The study, which has not yet undergone peer review, is part of a growing body of research examining the phenomenon known as “AI psychosis.” This condition occurs when individuals enter harmful delusional spirals while interacting with LLM-powered chatbots like OpenAI’s ChatGPT. (OpenAI and Google are currently facing lawsuits alleging that their chatbots reinforced delusional or suicidal beliefs in users.)
How Researchers Tested AI Chatbots for Delusion Reinforcement
To assess how different chatbots respond to at-risk users over time, Nicholls and their coauthors—psychologists and psychiatrists from CUNY and King’s College London—developed a simulated user named “Lee.” This persona was designed to reflect someone with existing mental health challenges, such as depression and social withdrawal, but without a prior history of psychosis or mania.
The Lee character was programmed with a central delusion: the belief that their observable reality was a “computer-generated” simulation—a common theme in real-world cases of AI-related delusion. According to Nicholls, the delusional content also included elements of AI consciousness and the user’s perceived special powers over reality.
“Another key element we wanted to capture is that this wasn’t a user who began the interaction with a fully-formed delusional framework,” Nicholls explained. “It started with something a lot more like curiosity around eccentric but harmless ideas, which were reinforced and validated by the LLM, allowing them to gradually escalate as the conversation progressed.”

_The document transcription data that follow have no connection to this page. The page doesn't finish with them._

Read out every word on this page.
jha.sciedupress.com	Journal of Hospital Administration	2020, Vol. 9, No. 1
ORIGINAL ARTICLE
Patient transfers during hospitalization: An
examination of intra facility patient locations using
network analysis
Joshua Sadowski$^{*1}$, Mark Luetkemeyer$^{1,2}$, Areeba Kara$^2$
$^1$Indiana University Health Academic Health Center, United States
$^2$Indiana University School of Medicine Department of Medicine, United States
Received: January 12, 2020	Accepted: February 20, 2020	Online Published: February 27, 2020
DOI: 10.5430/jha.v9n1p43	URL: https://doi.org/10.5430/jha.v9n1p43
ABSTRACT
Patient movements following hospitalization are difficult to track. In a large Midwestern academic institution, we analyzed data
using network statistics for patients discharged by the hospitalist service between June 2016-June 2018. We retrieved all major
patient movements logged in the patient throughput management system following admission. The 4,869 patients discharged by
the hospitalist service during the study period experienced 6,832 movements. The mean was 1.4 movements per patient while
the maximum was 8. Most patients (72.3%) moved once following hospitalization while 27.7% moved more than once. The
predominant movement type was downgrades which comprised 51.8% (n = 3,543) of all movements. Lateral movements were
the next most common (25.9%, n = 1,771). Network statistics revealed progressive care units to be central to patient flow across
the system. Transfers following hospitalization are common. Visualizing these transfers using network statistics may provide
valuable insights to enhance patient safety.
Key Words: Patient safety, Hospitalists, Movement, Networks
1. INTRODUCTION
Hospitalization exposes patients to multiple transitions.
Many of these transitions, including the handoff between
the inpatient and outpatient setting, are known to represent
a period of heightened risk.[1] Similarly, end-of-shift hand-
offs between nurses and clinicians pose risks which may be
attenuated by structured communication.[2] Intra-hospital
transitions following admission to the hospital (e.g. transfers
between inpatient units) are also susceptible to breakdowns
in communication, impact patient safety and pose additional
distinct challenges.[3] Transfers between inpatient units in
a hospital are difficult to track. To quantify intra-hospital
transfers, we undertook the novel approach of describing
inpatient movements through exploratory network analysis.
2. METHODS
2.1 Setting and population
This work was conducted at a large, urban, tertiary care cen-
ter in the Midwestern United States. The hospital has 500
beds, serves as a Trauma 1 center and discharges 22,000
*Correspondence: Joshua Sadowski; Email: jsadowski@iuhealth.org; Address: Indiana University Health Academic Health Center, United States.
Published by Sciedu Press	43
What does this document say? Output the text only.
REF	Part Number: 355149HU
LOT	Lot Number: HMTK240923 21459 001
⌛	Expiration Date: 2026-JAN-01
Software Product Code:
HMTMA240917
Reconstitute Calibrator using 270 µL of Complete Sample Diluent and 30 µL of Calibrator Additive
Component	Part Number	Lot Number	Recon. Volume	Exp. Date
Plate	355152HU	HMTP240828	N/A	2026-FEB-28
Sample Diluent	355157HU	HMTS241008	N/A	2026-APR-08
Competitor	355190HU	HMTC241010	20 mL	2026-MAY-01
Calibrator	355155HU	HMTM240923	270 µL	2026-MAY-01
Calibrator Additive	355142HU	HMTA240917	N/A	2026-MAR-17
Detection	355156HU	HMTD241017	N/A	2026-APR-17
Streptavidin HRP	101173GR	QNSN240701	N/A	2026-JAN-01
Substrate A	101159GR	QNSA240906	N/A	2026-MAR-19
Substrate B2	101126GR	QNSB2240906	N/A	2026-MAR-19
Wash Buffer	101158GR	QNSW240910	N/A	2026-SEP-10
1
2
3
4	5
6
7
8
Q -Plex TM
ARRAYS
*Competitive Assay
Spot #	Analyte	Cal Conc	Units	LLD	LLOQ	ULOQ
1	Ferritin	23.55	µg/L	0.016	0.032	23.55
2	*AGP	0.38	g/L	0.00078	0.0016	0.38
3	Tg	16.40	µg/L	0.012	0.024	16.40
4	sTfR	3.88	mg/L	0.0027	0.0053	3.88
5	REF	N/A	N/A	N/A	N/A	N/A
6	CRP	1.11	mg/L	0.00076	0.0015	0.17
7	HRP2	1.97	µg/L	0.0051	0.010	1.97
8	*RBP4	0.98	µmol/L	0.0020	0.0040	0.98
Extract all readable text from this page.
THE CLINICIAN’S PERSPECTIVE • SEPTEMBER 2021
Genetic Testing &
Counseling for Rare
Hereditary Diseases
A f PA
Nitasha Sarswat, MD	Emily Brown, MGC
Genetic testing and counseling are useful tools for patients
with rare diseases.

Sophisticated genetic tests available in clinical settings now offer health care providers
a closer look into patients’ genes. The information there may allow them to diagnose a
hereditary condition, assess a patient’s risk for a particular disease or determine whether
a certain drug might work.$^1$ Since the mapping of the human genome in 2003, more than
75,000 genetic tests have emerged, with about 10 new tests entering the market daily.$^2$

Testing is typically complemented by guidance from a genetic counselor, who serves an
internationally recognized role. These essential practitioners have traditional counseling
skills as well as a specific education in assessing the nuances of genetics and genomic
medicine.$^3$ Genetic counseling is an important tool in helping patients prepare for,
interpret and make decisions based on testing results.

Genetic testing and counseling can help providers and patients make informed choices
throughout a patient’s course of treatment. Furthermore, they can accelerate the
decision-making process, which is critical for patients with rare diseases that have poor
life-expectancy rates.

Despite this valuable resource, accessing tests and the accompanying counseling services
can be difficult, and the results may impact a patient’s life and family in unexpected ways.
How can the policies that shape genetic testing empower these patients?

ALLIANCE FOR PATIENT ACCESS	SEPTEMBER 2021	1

Which AI Models Were Tested—and How They Performed
The researchers evaluated five leading AI models:
- OpenAI’s GPT-4o and GPT-5.2 Instant
- Google’s Gemini 3 Pro Preview
- xAI’s Grok 4.1 Fast
- Anthropic’s Claude Opus 4.5
Each model was tested using a series of user prompts designed to represent different types of “clinically concerning” behavior. To measure safety over time, the researchers assessed each chatbot at varying levels of “accumulated context”—from a fresh conversation (zero context) to an extended interaction (full context).